Na situação 1, a lei que permite a exigência do ICMS DIFAL é a própria lei do Estado, devendo a anterioridade ser aplicada a partir da data de sua publicação. Na situação 2, a lei que permite a exação é a LC 190/2022 e não a lei estadual, devendo-se, portanto, aplicar a anterioridade (anual e nonagesimal) a partir da data de publicação da LC 190/2022. Como exemplo da situação 2, tem-se a Lei 14.470/2021 do Estado de São Paulo publicada em 14/12/2021, cuja exigência do ICMS DIFAL deve se dar apenas a partir de 01/01/2023.
Nesse sentido entendeu o Tribunal de Justiça do Estado de São Paulo (Processo nº 3000383-58.2022.8.26.0000) ao manter a liminar concedida pela 16ª Vara da Fazenda Pública da Capital que, em mandado de segurança impetrado por Condor S/A Indústria Química, deferiu o pedido liminar proibindo o Estado de São Paulo de não exigir o ICMS DIFAL antes de 01/01/2023. Na decisão, o Desembargador Eduardo Gouvêa, observou que “a Lei Estadual sobre a cobrança do DIFAL nº 14.470/2021, publicada em 14/12/2021, não teria observado o princípio da anterioridade geral, levando-se como termo inicial a edição da LC 190/2022 (…)”.
No entanto, observa-se que tem havido decisões judiciais alinhadas à corrente contrária aos contribuintes, como a que se deu no Processo nº: 1012495-52.2021.8.26.0510 da 1ª Vara da Fazenda Pública do Foro de Araraquara em que o juiz indeferiu o pedido de liminar ao entender que “não se trata de violação do princípio da anterioridade anual ou nonagesimal, justamente por não se referir à criação de imposto novo ou majoração de um imposto existente”.

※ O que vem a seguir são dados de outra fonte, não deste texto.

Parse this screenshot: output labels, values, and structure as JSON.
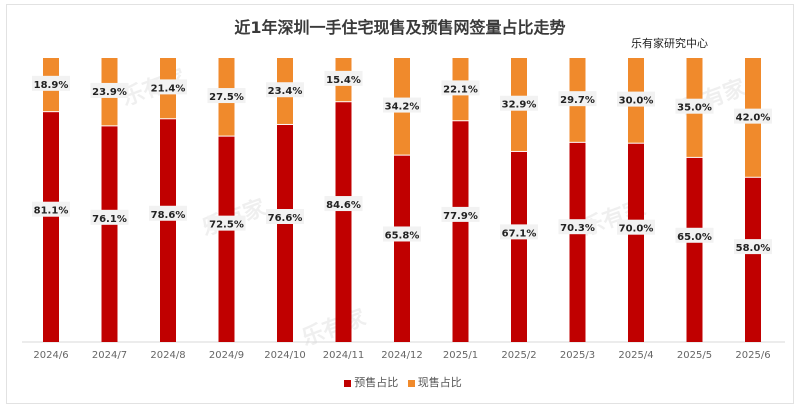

Nesse contexto de insegurança jurídica, já há relatos de contribuintes que já sofreram com o impedimento do trânsito de mercadorias ou a sua apreensão pela fiscalização, por conta do não recolhimento do ICMS DIFAL.

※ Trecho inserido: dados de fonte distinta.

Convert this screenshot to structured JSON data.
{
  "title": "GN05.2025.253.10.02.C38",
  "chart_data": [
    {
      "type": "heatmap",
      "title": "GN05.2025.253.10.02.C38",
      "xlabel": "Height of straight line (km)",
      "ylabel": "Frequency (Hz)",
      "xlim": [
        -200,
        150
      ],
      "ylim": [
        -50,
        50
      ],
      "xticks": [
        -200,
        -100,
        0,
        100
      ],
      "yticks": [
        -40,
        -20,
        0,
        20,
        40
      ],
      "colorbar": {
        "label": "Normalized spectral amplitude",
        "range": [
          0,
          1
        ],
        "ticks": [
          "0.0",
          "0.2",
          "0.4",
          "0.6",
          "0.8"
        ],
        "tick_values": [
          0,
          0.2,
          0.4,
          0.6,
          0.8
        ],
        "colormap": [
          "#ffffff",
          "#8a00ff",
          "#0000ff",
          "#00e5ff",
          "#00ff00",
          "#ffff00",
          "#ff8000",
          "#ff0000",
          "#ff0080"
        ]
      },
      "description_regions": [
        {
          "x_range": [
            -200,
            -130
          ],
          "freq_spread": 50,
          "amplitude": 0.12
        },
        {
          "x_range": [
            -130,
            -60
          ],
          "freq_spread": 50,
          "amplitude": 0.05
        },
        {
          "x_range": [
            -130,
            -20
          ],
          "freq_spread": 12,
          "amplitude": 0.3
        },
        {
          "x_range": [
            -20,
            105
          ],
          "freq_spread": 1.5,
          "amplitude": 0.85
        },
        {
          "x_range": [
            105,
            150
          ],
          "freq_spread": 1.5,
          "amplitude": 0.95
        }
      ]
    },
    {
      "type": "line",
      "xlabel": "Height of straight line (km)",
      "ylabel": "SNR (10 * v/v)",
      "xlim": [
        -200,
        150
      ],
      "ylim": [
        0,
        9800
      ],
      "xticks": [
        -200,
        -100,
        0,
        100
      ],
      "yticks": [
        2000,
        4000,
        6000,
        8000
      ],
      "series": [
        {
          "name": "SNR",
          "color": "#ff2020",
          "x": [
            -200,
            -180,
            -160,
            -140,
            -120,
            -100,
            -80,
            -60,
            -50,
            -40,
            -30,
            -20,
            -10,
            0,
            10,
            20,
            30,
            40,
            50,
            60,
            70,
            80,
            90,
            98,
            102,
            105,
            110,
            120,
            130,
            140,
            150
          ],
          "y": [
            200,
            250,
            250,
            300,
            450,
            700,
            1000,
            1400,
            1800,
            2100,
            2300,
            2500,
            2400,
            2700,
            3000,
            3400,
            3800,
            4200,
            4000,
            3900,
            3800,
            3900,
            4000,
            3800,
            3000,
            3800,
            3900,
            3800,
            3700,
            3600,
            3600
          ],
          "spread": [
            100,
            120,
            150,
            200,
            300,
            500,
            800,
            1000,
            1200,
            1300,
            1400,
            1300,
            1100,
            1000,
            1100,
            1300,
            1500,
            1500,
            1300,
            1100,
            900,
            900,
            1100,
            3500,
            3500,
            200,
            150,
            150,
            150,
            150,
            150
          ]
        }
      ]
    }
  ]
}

Assim, respondendo a questão trazida no título, com base na doutrina e na Constituição Federal, concluímos que a razão está com o contribuinte. Porém, diante das iniciativas dos Estados em cobrar o ICMS DIFAL em 2022, bem como de algumas decisões do judiciário contrárias ao contribuinte, vemos que muita água deve ainda rolar pelo rio da insegurança jurídica que passa sob a ponte do ICMS DIFAL. Para dirimir a insegurança, esperamos que as decisões do STF nas ações que tratam sobre o tema (ADI 7070 e 7066) se deem com a maior brevidade possível, lembrando que, ainda que possam se dar em favor dos contribuintes, podem vir acompanhadas de modulações de efeitos. Mas esta seria a história de uma outra ponte.